The FOS has published a letter, dated 8 October 2024, from its Chair, Baroness Manzoor CBE, to FCA Chair, Ashley Alder, confirm its board’s decision to introduce a fee for certain claims management companies (CMCs) bringing cases before it.
The decision was made following a consultation which closed in July – the letter sets out feedback the FOS received from stakeholders and its proposed next steps.

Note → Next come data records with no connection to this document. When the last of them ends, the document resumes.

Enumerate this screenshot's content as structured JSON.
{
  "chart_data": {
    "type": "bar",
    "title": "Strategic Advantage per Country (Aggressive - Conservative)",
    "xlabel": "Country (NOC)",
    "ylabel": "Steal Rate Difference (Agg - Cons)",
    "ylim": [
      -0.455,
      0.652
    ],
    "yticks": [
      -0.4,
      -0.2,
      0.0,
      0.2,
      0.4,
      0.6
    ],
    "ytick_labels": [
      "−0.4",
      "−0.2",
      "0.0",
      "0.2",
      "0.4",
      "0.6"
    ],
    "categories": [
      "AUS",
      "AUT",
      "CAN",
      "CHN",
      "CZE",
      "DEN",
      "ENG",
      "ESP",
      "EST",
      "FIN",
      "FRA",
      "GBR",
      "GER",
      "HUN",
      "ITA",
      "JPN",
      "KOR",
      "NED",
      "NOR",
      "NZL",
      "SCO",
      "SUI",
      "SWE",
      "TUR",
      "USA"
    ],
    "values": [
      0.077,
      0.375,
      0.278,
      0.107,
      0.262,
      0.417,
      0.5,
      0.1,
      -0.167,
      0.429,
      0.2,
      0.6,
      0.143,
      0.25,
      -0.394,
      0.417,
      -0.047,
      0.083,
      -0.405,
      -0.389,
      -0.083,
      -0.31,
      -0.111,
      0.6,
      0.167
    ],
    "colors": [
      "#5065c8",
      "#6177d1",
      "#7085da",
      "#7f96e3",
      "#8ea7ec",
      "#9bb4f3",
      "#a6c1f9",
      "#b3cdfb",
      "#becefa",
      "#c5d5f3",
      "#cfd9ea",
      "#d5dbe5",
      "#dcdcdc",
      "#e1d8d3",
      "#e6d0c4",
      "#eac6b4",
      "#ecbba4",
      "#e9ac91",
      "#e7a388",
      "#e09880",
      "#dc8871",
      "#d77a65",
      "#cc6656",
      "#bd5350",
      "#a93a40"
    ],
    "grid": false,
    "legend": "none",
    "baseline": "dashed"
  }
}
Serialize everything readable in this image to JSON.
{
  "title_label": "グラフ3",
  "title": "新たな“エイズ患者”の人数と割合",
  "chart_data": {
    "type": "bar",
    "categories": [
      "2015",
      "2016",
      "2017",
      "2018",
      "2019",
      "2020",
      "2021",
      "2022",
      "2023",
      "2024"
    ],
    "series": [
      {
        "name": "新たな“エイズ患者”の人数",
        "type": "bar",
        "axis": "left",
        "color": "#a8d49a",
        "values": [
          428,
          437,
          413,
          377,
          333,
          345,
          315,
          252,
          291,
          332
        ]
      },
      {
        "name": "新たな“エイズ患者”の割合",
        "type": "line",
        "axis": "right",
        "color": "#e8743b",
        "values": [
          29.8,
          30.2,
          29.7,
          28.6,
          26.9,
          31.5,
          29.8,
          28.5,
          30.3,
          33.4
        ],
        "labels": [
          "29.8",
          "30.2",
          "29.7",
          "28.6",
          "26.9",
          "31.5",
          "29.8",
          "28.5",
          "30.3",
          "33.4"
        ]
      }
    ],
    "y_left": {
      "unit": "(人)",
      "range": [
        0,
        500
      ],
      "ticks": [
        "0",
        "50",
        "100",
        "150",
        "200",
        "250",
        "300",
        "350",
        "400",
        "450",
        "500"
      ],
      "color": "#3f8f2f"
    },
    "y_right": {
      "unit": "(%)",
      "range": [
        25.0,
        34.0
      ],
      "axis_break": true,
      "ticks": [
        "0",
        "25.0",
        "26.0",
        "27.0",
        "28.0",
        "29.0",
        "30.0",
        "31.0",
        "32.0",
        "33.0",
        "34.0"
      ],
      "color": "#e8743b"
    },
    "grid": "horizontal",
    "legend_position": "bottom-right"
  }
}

Key points from the consultation feedback were:
- majority support for proposals to introduce a charge to make the FOS’s fee arrangement fairer by sharing costs across respondent firms and CMCs;
- disagreement on the level of fee to be charged – unsurprisingly, respondent firms prefer the full £650 case fee to be charged, whereas CMCs would prefer a very low charge, or none at all;
- broad support for the FOS to retain a residual fee for every complaint in scope, payable by CMCs;
- agreement with the proposed charging mechanism, whereby if the FOS does not determine in favour of the claimant, the current £650 case fee should be offset so the FOS does not have a vested financial interest based on the outcome;
- a lack of compelling evidence and data submitted of potential adverse impact in relation to vulnerable consumers;
- that the FOS should ensure that there is no disincentive to bringing cases directly to it;
- there remains a desire for the FOS to do more to raise awareness of its free service and the role it plays; and
- CMCs asked for sufficient time to prepare for the financial implications of changes.
Subject to the outcome of any Parliamentary consideration, and the FCA’s own deliberation, the FOS proposes to advance the option to implement a fee of £250 per case, reducing to £75 where the case is determined in favour of the complainant represented by the CMC.
It also plans to:
- Avoid vested financial interest in the outcome of individual complaints by reducing the fee payable by the respondent by £175 where the complaint is not successfully upheld – the FOS would retain £75 in every case regardless of outcome, which broadly equates to the cost of setting the case up; and
- Increase the free case limit from 3 to 10 per financial year for each CMC, meaning that over 80% of CMCs that currently refer cases will not be in scope for the fee, and only the bigger firms will be affected.